Jadi, aku memilih jalan yang berbeda. Aku memilih jalan yang pelan tapi tenang. Aku tetap bekerja keras, tapi bukan untuk membuktikan apa pun. Aku bekerja agar keluargaku hidup nyaman, anakku punya masa depan, dan aku punya waktu untuk melihat mereka tumbuh.
---
Aku sadar, jalan yang kupilih ini mungkin tidak cocok untuk semua orang. Ada orang yang bahagia kalau hidupnya sibuk, ada juga yang puas ketika terus berambisi. Dan itu tidak salah.Setiap orang punya caranya sendiri dalam mencari arti hidup.
Aku hanya memilih versi kebahagiaanku sendiri versi yang sederhana, hangat, dan nyata. Bagiku, hidup bukan lagi tentang siapa yang paling cepat naik, tapi siapa yang paling lama bertahan menikmati perjalanannya.

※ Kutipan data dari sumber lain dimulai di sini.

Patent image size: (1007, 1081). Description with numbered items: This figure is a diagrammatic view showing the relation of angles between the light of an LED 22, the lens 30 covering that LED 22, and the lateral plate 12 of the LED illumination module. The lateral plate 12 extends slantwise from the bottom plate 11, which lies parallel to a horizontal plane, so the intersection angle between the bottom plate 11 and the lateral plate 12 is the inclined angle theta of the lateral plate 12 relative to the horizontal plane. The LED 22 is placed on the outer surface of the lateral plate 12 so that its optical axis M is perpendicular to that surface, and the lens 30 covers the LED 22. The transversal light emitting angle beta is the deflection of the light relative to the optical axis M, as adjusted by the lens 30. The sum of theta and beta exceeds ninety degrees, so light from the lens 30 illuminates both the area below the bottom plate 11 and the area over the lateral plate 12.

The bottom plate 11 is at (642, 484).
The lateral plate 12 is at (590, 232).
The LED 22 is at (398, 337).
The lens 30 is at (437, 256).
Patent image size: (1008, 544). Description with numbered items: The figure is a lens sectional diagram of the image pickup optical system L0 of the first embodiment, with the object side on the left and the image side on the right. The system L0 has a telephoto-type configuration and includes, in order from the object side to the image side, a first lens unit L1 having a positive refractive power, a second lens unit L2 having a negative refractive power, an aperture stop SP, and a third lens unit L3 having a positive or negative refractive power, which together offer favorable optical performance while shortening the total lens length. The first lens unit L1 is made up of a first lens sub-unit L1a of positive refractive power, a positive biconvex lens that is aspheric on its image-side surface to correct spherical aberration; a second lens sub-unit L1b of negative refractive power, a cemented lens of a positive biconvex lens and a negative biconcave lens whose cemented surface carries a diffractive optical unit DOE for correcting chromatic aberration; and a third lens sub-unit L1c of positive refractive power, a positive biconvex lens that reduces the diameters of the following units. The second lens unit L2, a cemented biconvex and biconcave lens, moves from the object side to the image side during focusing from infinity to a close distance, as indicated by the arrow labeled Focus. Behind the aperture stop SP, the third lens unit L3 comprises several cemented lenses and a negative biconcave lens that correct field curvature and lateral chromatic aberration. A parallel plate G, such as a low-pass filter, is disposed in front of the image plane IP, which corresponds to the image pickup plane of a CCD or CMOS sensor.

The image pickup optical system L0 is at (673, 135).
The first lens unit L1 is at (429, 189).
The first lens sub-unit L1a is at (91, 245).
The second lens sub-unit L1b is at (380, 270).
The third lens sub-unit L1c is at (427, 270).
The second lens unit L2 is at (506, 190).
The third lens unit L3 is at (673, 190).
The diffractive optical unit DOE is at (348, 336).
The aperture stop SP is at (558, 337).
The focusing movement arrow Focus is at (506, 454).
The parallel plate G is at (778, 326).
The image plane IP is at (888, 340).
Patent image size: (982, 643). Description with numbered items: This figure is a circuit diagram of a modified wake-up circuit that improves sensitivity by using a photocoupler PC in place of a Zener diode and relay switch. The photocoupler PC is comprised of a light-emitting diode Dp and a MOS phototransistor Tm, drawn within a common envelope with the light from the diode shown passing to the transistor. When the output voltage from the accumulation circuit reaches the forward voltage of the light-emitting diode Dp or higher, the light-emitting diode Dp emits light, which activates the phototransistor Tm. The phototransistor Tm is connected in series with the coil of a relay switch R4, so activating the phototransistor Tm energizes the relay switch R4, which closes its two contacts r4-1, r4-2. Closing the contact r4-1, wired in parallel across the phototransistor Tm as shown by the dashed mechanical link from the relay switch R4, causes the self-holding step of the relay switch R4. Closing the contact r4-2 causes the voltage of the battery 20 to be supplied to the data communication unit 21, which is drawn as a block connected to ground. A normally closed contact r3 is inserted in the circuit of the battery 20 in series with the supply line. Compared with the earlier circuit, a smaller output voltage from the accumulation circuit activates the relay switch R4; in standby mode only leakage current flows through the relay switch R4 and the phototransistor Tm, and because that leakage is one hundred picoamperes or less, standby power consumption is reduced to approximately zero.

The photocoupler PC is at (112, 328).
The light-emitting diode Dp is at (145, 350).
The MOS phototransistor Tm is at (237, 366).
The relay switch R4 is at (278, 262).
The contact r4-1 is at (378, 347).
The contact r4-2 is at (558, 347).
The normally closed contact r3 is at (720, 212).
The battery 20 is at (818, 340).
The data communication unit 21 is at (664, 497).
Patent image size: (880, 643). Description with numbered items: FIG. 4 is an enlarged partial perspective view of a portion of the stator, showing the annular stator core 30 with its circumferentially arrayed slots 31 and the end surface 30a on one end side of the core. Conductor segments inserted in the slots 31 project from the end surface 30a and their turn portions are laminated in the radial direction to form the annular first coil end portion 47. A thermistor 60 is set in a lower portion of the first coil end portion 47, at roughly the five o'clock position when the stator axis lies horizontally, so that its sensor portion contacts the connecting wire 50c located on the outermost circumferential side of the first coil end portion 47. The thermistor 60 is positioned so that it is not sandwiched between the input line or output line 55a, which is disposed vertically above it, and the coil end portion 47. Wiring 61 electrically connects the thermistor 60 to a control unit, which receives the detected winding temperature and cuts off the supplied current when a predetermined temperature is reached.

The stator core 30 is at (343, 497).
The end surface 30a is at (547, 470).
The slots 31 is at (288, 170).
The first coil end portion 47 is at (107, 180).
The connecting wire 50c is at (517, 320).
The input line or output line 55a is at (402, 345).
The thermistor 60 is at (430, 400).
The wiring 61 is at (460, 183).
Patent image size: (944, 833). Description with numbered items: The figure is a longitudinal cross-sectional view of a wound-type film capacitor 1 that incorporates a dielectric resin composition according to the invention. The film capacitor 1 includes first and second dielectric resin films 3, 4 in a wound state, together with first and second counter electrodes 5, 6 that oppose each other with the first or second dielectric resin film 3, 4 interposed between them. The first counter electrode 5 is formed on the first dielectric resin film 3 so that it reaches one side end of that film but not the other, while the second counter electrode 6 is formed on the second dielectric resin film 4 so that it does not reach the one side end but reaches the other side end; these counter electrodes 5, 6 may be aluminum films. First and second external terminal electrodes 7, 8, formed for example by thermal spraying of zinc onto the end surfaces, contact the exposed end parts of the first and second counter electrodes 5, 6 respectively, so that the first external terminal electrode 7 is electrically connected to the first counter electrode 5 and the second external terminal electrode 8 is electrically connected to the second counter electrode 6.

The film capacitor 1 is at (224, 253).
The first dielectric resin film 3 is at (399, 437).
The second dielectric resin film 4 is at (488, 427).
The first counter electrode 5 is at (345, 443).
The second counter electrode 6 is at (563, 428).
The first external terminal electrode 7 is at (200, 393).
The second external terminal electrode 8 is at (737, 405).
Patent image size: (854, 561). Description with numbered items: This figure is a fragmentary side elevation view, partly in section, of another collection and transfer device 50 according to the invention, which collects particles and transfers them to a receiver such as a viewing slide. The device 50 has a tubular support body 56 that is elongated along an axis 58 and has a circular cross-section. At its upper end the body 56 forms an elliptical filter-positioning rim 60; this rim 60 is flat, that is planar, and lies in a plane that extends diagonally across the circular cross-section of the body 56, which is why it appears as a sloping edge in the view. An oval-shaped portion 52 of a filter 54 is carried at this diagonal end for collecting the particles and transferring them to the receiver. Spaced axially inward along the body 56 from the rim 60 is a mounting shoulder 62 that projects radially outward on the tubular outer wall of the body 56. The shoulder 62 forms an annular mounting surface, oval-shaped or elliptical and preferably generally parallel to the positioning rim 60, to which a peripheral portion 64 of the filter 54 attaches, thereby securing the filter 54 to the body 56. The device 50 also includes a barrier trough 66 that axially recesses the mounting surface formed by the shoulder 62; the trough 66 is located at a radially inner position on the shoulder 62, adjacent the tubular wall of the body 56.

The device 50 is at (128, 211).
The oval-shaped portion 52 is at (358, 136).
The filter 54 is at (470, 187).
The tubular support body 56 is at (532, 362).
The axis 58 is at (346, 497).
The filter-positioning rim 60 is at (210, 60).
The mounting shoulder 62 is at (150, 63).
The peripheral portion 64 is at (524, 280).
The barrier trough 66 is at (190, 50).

Aku mungkin tidak lagi punya ambisi besar seperti dulu, tapi aku punya ketenangan yang dulu tidak pernah aku miliki. Dan ketenangan itu, bagiku, jauh lebih berharga daripada uang sebesar apa pun.
---
Mungkin aku bodoh di mata orang lain. Tapi kalau kebodohan ini membuatku punya waktu makan malam bersama anak, bisa jalan sore sambil menggandeng tangan istri, dan tertawa lepas di ruang tamu tanpa memikirkan target besok, maka biarlah aku tetap bodoh. Karena ternyata, di kebodohan inilah aku akhirnya menemukan arti hidup yang sesungguhnya.